![Banner logo](https://raw.githubusercontent.com/CitrineInformatics/community-tools/master/templates/fig/citrine_banner_2.png "Banner logo")

## Programmatic Data Operations

*Authors: Zach del Rosario (zdelrosario@citrine.io)*

The purpose of this exercise is to give you some tools to work with data *programmatically*; that is, using a programming language. While you can carry out many data operations by hand or with spreadsheet programs, you will see that doing things programmatically is extremely powerful. 

### Learning Outcomes
By working through this notebook, you will be able to:

- Build self-sufficiency by consulting documentation to learn new programming concepts
- Inspect Python objects with `dir()`
- Learn some basics of *data wrangling*
- Use DataFrame operations in the Python package `pandas`

(Note: This is a *scavenger hunt*! You will have to follow the links below to finish these examples.)

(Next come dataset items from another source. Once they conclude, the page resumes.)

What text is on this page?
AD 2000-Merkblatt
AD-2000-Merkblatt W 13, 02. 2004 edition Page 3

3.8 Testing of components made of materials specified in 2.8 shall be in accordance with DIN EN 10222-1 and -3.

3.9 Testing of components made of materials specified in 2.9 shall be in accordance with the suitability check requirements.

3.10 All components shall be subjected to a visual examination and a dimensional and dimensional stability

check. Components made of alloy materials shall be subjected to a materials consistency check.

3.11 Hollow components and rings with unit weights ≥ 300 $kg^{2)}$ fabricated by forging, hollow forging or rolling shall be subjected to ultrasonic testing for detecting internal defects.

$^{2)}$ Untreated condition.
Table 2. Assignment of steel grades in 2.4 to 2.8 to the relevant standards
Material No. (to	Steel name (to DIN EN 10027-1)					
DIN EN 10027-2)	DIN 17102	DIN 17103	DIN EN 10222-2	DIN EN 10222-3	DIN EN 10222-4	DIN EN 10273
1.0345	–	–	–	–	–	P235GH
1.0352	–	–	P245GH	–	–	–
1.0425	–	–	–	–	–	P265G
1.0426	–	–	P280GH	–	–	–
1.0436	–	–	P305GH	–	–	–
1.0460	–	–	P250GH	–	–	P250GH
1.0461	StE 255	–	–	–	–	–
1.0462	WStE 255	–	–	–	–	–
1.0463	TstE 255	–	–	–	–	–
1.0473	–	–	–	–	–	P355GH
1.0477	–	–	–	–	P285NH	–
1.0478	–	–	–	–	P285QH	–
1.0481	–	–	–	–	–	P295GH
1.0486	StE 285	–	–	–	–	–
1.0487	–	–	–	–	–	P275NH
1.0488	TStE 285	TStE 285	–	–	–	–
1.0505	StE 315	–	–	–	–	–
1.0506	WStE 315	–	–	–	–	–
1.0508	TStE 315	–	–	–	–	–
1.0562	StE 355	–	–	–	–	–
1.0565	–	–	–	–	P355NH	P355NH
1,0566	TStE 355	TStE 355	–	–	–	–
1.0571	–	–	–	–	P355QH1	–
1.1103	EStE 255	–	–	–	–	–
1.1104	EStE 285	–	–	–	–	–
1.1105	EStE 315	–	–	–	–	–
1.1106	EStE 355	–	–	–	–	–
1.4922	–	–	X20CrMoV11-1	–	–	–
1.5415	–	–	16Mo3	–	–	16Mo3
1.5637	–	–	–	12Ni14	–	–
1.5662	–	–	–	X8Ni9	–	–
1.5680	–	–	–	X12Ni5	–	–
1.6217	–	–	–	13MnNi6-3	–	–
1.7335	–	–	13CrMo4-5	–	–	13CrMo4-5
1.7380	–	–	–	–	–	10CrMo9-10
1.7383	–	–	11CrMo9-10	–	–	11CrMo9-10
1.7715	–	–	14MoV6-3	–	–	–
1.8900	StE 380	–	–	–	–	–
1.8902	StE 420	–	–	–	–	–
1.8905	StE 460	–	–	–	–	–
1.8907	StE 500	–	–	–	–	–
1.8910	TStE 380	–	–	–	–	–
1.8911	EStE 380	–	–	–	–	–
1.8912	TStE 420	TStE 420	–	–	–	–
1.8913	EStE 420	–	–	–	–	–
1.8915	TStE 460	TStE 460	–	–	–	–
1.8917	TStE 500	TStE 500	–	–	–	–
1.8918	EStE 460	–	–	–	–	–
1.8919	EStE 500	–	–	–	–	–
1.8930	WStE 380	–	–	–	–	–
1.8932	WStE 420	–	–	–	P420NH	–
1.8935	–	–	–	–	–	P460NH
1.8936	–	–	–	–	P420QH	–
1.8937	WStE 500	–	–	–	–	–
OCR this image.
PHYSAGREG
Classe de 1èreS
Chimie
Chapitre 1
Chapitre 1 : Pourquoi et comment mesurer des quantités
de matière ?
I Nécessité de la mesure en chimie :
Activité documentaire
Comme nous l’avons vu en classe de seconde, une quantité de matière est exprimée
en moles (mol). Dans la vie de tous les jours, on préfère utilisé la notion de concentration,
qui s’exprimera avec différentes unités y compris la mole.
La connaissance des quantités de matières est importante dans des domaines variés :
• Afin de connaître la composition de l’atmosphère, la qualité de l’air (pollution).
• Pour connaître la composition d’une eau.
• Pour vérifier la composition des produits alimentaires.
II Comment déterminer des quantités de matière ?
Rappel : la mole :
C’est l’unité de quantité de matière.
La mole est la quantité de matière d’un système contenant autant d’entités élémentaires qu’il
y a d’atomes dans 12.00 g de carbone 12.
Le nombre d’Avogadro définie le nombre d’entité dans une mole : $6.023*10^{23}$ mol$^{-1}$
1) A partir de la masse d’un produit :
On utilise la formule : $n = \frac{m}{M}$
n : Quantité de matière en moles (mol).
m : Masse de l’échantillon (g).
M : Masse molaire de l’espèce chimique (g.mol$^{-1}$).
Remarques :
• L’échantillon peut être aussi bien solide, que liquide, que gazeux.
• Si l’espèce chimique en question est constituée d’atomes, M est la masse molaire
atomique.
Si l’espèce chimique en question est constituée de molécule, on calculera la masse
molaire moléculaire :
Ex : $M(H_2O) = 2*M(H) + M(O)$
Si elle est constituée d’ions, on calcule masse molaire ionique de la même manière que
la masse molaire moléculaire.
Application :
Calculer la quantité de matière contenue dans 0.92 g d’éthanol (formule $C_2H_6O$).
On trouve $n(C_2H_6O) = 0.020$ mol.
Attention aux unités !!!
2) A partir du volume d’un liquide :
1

### Q1: Setting up the Citrination client
Using your previous API work or the [learn-citrination](https://github.com/CitrineInformatics/learn-citrination/blob/master/citrination_api_examples/clients_sequence/1_data_client_api_tutorial.ipynb) workbook as an example, set up the citrination client below.

In [None]:
## Import some relevant packages
import os
# Scientific computation
import numpy as np
import pandas as pd

# Workshop-specific tools
from workshop_utils import pifs2df, ddir, getAPIKey

# Third-party packages
from citrination_client import CitrinationClient
from citrination_client import PifSystemReturningQuery, PifSystemQuery
from citrination_client import DataQuery, DatasetQuery, DatasetReturningQuery, ChemicalFieldQuery
from citrination_client import PropertyQuery, FieldQuery
from citrination_client import ChemicalFilter, Filter

## TASK: Initialize the client below...
## You will need to provide `client` as a python object


### Q2: Obtaining a known dataset 
Search [citrination datasets](https://citrination.com/datasets) for the "Agrawal IMMI" dataset, find its `ID`, and load the data into memory. 

In [None]:
dataset_id = 1      # TASK: Identify the proper dataset id, use this below


## The following demos how to use the search client API
search_client = client.search
query_agrawal = \
    PifSystemReturningQuery(
        size=500, 
        query=DataQuery(
            dataset=DatasetQuery(
                id=Filter(equal=str(dataset_id))
            )
        )
    )

## Perform checks
query_result = search_client.pif_search(query_agrawal)
print("Found {} PIFs in dataset.".format(query_result.total_num_hits, dataset_id))
print("(Should be 437 PIFs)")

Citrination stores data in [physical information files](http://citrineinformatics.github.io/pif-documentation/) (PIFs). 
 
### Reading a query result 
The code below demonstrates how to investigate a python object -- you can apply the same techniques to studying mysterious python packages in the future.

In [None]:
# query_result has a few useful attributes
dir(query_result)

In [None]:
# The __stuff__ attributes are python built-ins; the other
# other attributes are features provided by the object.
# total_num_hits was used above to count the number of search hits
# hits gives the content of the query hits
query_result.hits[:5]

In [None]:
# The query hits are themselves objects; we'll need to access *their* attributes as well
ddir(query_result.hits[0]) # Helper function filters names with "_" prefix

### Q3: Extract the PIFs
Complete the following code by *extracting* the PIFs from the `query_result`. You will need to use a loop or list comprehension.

In [None]:
# It's not at all obvious from the name, but the `system` attribute returns the actual PIF
query_result.hits[0].system

## TASK: Build a list of list of all the PIF's in query_result, and store it in `pifs`
pifs = []

# Utility function will tabularize PIFs into a plot-able form
df_data = pifs2df(pifs)
df_data.head(5)

## DataFrames

A `DataFrame` is a data structure provided by Pandas. In contrast with `lists` (which we saw in the previous exercise), DataFrames are explicitly designed to facilitate data analysis. Accordingly, they provide a number of helpful features that aid in data analysis and operations.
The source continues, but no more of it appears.